Middle-skill jobs are not insignificant. Many of these occupations provide honest and respectable professions. They are well-paying jobs and have excellent benefits; in fact, many pay more than some salaries of four-year college graduates.   Most of our educational system and the money for academic pathways are dedicated to the ones and twos, those going to a four-year college.  Very little money is allocated to the education of the sevens, those going into career and technical fields.  The problem is further complicated because many of the scholarships, grants, and student loans are not designed to provide educational opportunities for the sevens, who may need it the most.  We may have failed to provide the education, money, and focus for the new middle class, and our state, our citizens, our students, and our economy will suffer unless we change this paradigm.   


What does all this mean for our school system?  First, it is part of our responsibility to prepare students for success after high school.  For some, this will be a four-year college and they will become the ones and twos.  We must develop and maintain high academic standards and challenge these students with academic rigor. Make no mistake, we will continue with our rigorous Advanced Placement courses and our honors classes to challenge our most academically able students. We want to be known as a school system that will provide unequaled access to the highest academic standards in the state.  Second, it is equally important that we prepare students for meaningful and productive employment.  Many of these opportunities will require a seven-type of educational program.  Third, we currently have a number of highly successful career and technical programs, but we must continue our efforts to expand and strengthen them.   Fourth, we have to eliminate the antiquated beliefs and ideas about career and technical schools.  Some hold the belief that our career and technical schools are places where difficult students go when they can’t make it in the traditional school environment.  This is not the case today.  Our career and technical schools offer a number of quality programs where students can gain critical licenses and certifications that will help them gain meaningful employment after high school.  Virtually all of this training is free and students can take advantage of these opportunities during the school day.  Parents and students are doing themselves a great disservice by not seriously considering career and technical programming. 

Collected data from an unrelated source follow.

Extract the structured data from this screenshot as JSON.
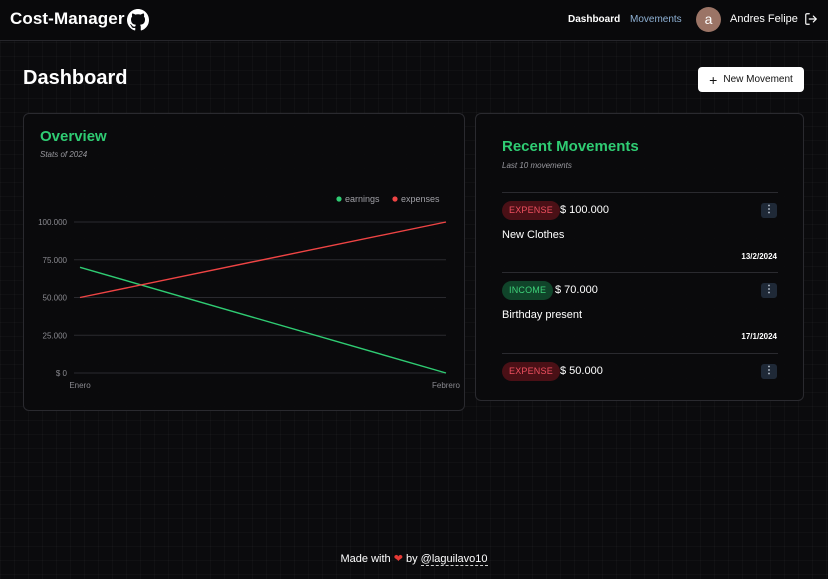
{
  "nav": {
    "brand": "Cost-Manager",
    "github_icon": "github-icon",
    "links": [
      {
        "label": "Dashboard",
        "active": true
      },
      {
        "label": "Movements",
        "active": false
      }
    ],
    "avatar_letter": "a",
    "username": "Andres Felipe",
    "logout_icon": "logout-icon"
  },
  "page": {
    "title": "Dashboard",
    "new_button_label": "New Movement",
    "new_button_icon": "plus-icon"
  },
  "overview": {
    "title": "Overview",
    "subtitle": "Stats of 2024"
  },
  "chart_data": {
    "type": "line",
    "title": "",
    "x": [
      "Enero",
      "Febrero"
    ],
    "series": [
      {
        "name": "earnings",
        "values": [
          70000,
          0
        ],
        "color": "#2fcc73"
      },
      {
        "name": "expenses",
        "values": [
          50000,
          100000
        ],
        "color": "#ef4444"
      }
    ],
    "ylim": [
      0,
      100000
    ],
    "yticks": [
      "$ 0",
      "25.000",
      "50.000",
      "75.000",
      "100.000"
    ],
    "ytick_values": [
      0,
      25000,
      50000,
      75000,
      100000
    ],
    "xlabel": "",
    "ylabel": "",
    "grid": true,
    "legend_position": "top-right"
  },
  "recent": {
    "title": "Recent Movements",
    "subtitle": "Last 10 movements",
    "items": [
      {
        "type": "EXPENSE",
        "amount": "$ 100.000",
        "description": "New Clothes",
        "date": "13/2/2024"
      },
      {
        "type": "INCOME",
        "amount": "$ 70.000",
        "description": "Birthday present",
        "date": "17/1/2024"
      },
      {
        "type": "EXPENSE",
        "amount": "$ 50.000",
        "description": "",
        "date": ""
      }
    ],
    "menu_symbol": "⋮"
  },
  "footer": {
    "made_with": "Made with",
    "heart": "❤",
    "by": "by",
    "author": "@laguilavo10"
  },
  "colors": {
    "accent_green": "#2fcc73",
    "expense_red": "#ef4444",
    "background": "#0b0b0d"
  }
}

It is our hope that our school system will create flagship career and technical programs that will support our local industry.   We will partner with local industries and help produce students who are ready for the workplace.  We will work with Walters State and TCAT to increase student participation in quality technical programming.  We want to ensure that all these classes are leading toward a certification or workforce credential.  We want students to graduate high school and be ready for either college or the workplace.   

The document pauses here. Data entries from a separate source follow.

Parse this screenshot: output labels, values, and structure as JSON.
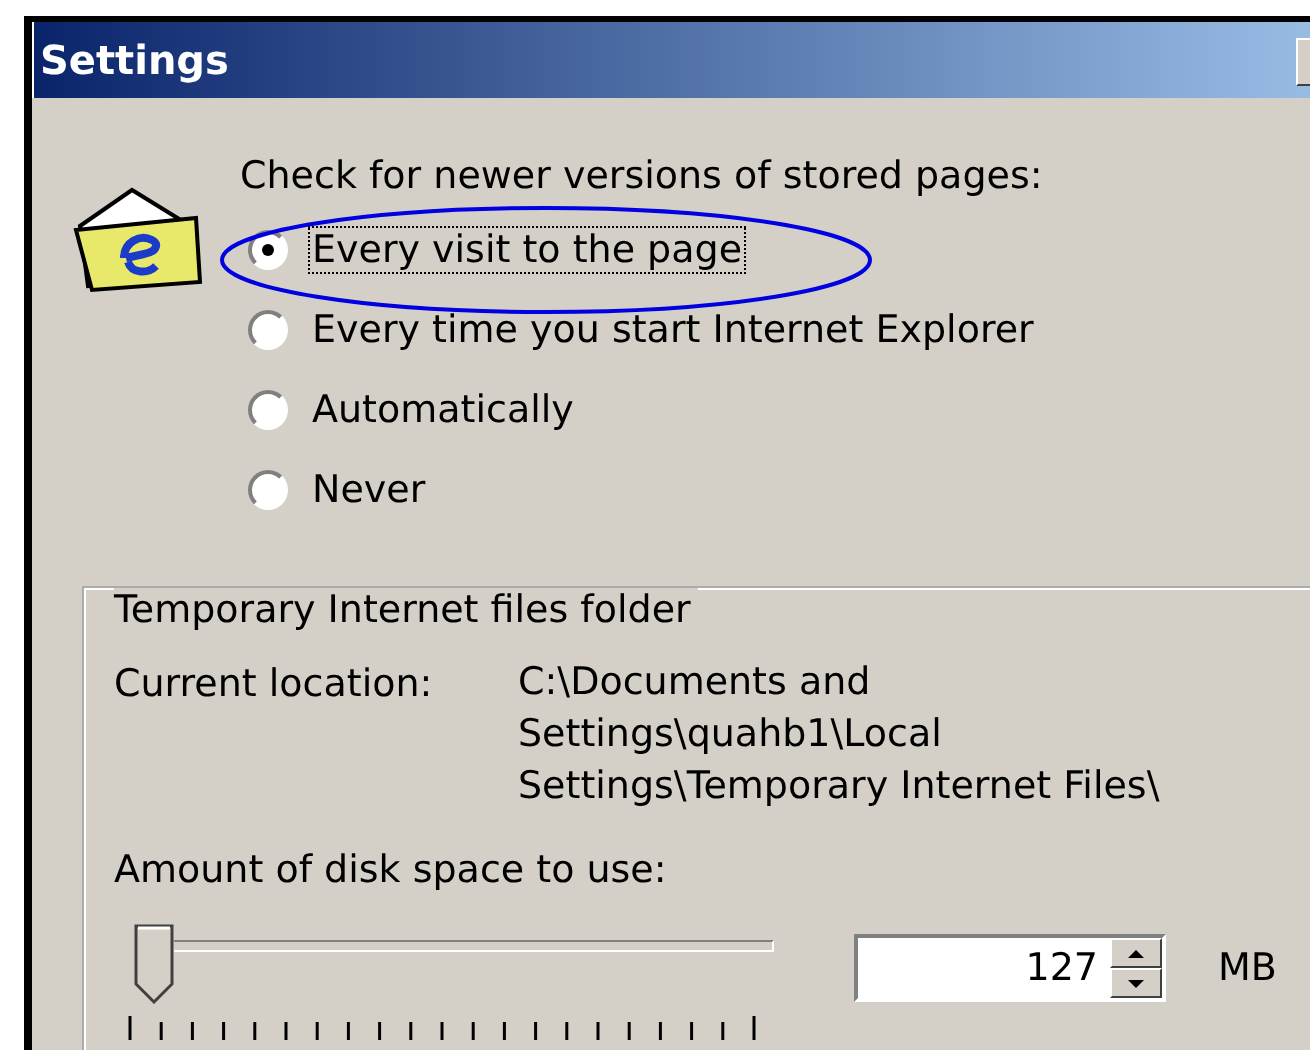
{
  "window": {
    "title": "Settings"
  },
  "check_label": "Check for newer versions of stored pages:",
  "options": [
    {
      "label": "Every visit to the page",
      "selected": true
    },
    {
      "label": "Every time you start Internet Explorer",
      "selected": false
    },
    {
      "label": "Automatically",
      "selected": false
    },
    {
      "label": "Never",
      "selected": false
    }
  ],
  "folder_group": {
    "title": "Temporary Internet files folder",
    "location_label": "Current location:",
    "location_lines": [
      "C:\\Documents and",
      "Settings\\quahb1\\Local",
      "Settings\\Temporary Internet Files\\"
    ],
    "disk_label": "Amount of disk space to use:",
    "disk_slider": {
      "level": 0
    },
    "disk_value": "127",
    "unit": "MB"
  }
}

We understand that few students truly know what they want to be at age 17, and there must be some flexibility.   We can, however, introduce them to meaningful occupations and provide them with the educational opportunities to explore different options and be successful when they finally choose what they want to do.  This will assist many of our students to generate a passion for specific career and technical jobs, which will in turn aid them, our local community, and the state.  We encourage all parents to talk with their children about career and technical opportunities to determine if these programs would be of benefit to your families.   Please consider career and technical programs as you talk with your children about the courses they will take.  These conversations are extremely important.  In the end, we probably can’t teach even the brightest dogs to talk, but we can prepare students for post-secondary success.  Thank you for your attention to this article.  Remember:  School Matters!